Tak Lagi Relevan, Jokowi Didesak Evaluasi Kebijakan Dana Bagi Hasil Kredit Foto: Antara/Akbar Nugroho Gumay
Warta Ekonomi, Jakarta -

Pemerintah pusat perlu segera mengevaluasi porsi pembagian Dana Bagi Hasil (DBH) ) untuk daerah penghasil minyak dan gas (migas). Sebab aturan yang ada sudah tak lagi relevan.

Anggota Komisi VII DPR Mulyanto berpandangan Presiden harus memperhatikan aspirasi daerah secara sungguh-sungguh. Pasalnya, isu terkait bagi hasil migas antara pemerintah pusat dan pemerintah daerah sangat sensitif.

Bila tidak dikelola dengan baik bisa berdampak luas hingga ke masalah kedaulatan negara. “Sudah saatnya Presiden memperhatikan kembali aturan dana bagi hasil migas ini. Buatlah besaran persentase bagi hasil yang adil dan masuk akal. Jangan sampai daerah penghasil migas kecewa lantaran tidak dapat menikmati hasil eksploitasi SDA mereka secara wajar,” kata Mulyanto di Jakarta, kemarin.

Ia meminta Jokowi meninjau ulang semua aturan terkait dana bagi hasil tersebut. Termasuk meninjau ulang besaran bagi hasil dan komponen perhitungannya. Presiden harus melibatkan semua pemangku kepentingan agar tidak ada daerah penghasil migas yang merasa dieksploitasi tapi tidak dapat menikmati hasilnya.

“Pemerintah harus adil terhadap daerah penghasil migas yang miskin. Jangan hanya menyedot SDA dari tanah leluhur mereka lalu setelah itu meninggalkan penderitaan bagi masyarakat. Presiden harus belajar dari sejarah yang ada. Bahwa hampir semua gejolak atau perlawanan di daerah kepada Pemerintah pusat dipicu oleh urusan bagi hasil ini,” jelas Mulyanto.
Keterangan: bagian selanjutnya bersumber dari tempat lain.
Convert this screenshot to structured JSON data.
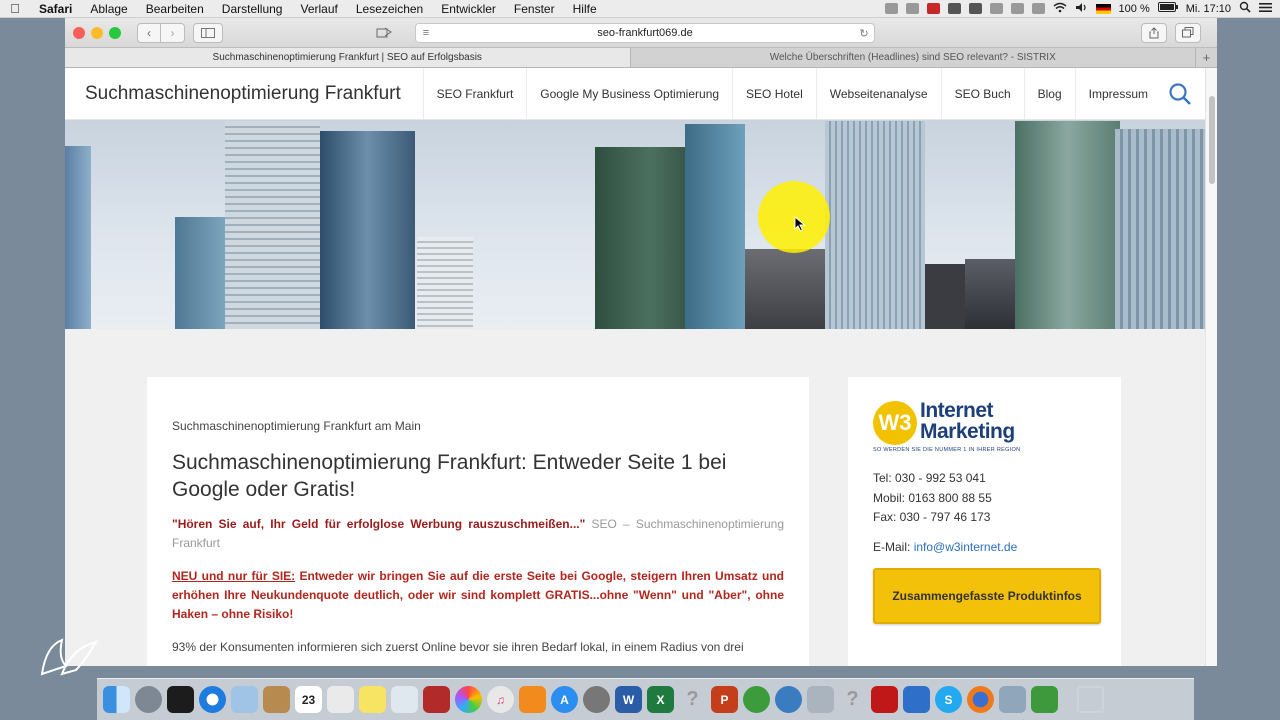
{
  "menubar": {
    "app": "Safari",
    "items": [
      "Ablage",
      "Bearbeiten",
      "Darstellung",
      "Verlauf",
      "Lesezeichen",
      "Entwickler",
      "Fenster",
      "Hilfe"
    ],
    "battery": "100 %",
    "clock": "Mi. 17:10"
  },
  "browser": {
    "url": "seo-frankfurt069.de",
    "tabs": [
      {
        "label": "Suchmaschinenoptimierung Frankfurt | SEO auf Erfolgsbasis",
        "active": true
      },
      {
        "label": "Welche Überschriften (Headlines) sind SEO relevant? - SISTRIX",
        "active": false
      }
    ]
  },
  "site": {
    "title": "Suchmaschinenoptimierung Frankfurt",
    "nav": [
      "SEO Frankfurt",
      "Google My Business Optimierung",
      "SEO Hotel",
      "Webseitenanalyse",
      "SEO Buch",
      "Blog",
      "Impressum"
    ]
  },
  "article": {
    "kicker": "Suchmaschinenoptimierung Frankfurt am Main",
    "title": "Suchmaschinenoptimierung Frankfurt: Entweder Seite 1 bei Google oder Gratis!",
    "quote": "\"Hören Sie auf, Ihr Geld für erfolglose Werbung rauszuschmeißen...\"",
    "quote_source": "SEO – Suchmaschinenoptimierung Frankfurt",
    "promo_label": "NEU und nur für SIE:",
    "promo_text": "Entweder wir bringen Sie auf die erste Seite bei Google, steigern Ihren Umsatz und erhöhen Ihre Neukundenquote deutlich, oder wir sind komplett GRATIS...ohne \"Wenn\" und \"Aber\", ohne Haken – ohne Risiko!",
    "body": "93% der Konsumenten informieren sich zuerst Online bevor sie ihren Bedarf lokal, in einem Radius von drei"
  },
  "sidebar": {
    "logo_mark": "W3",
    "logo_line1": "Internet",
    "logo_line2": "Marketing",
    "logo_tagline": "SO WERDEN SIE DIE NUMMER 1 IN IHRER REGION",
    "tel": "Tel: 030 - 992 53 041",
    "mobil": "Mobil: 0163 800 88 55",
    "fax": "Fax: 030 - 797 46 173",
    "email_label": "E-Mail:",
    "email": "info@w3internet.de",
    "cta": "Zusammengefasste Produktinfos"
  },
  "dock": {
    "calendar_day": "23",
    "apps": [
      "finder-icon",
      "launchpad-icon",
      "mission-control-icon",
      "safari-icon",
      "preview-icon",
      "notes-icon",
      "calendar-icon",
      "reminders-icon",
      "stickies-icon",
      "textedit-icon",
      "photobooth-icon",
      "photos-icon",
      "itunes-icon",
      "ibooks-icon",
      "app-store-icon",
      "system-preferences-icon",
      "word-icon",
      "excel-icon",
      "help-icon",
      "powerpoint-icon",
      "messenger-icon",
      "network-icon",
      "utility-icon",
      "help-icon-2",
      "acrobat-icon",
      "teamviewer-icon",
      "skype-icon",
      "firefox-icon",
      "screenshot-icon",
      "camtasia-icon",
      "trash-icon"
    ]
  },
  "colors": {
    "promo_red": "#b3261e",
    "quote_red": "#9b1b1b",
    "cta_yellow": "#f4c10a",
    "logo_blue": "#1d3f7a",
    "link_blue": "#2a6ebb"
  }
}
Baca Juga: Menjelang Nataru, Permintaan Komoditas Bahan Pangan Mulai Meningkat

Ia menambahkan bahwa aturan terkait DBH ini sudah lama berlaku, sehingga beberapa poin aturan tersebut sudah tidak relevan. Terutama jika dikaitkan dengan semangat otonomi daerah dan upaya percepatan peningkatan kesejahteraan daerah-daerah terpencil.

Karena itu Mulyanto menilai apa yang disampaikan Bupati Meranti Muhammad Adil yang ramai belakangan ini terkait kejelasan DBH sebagai permintaan yang wajar.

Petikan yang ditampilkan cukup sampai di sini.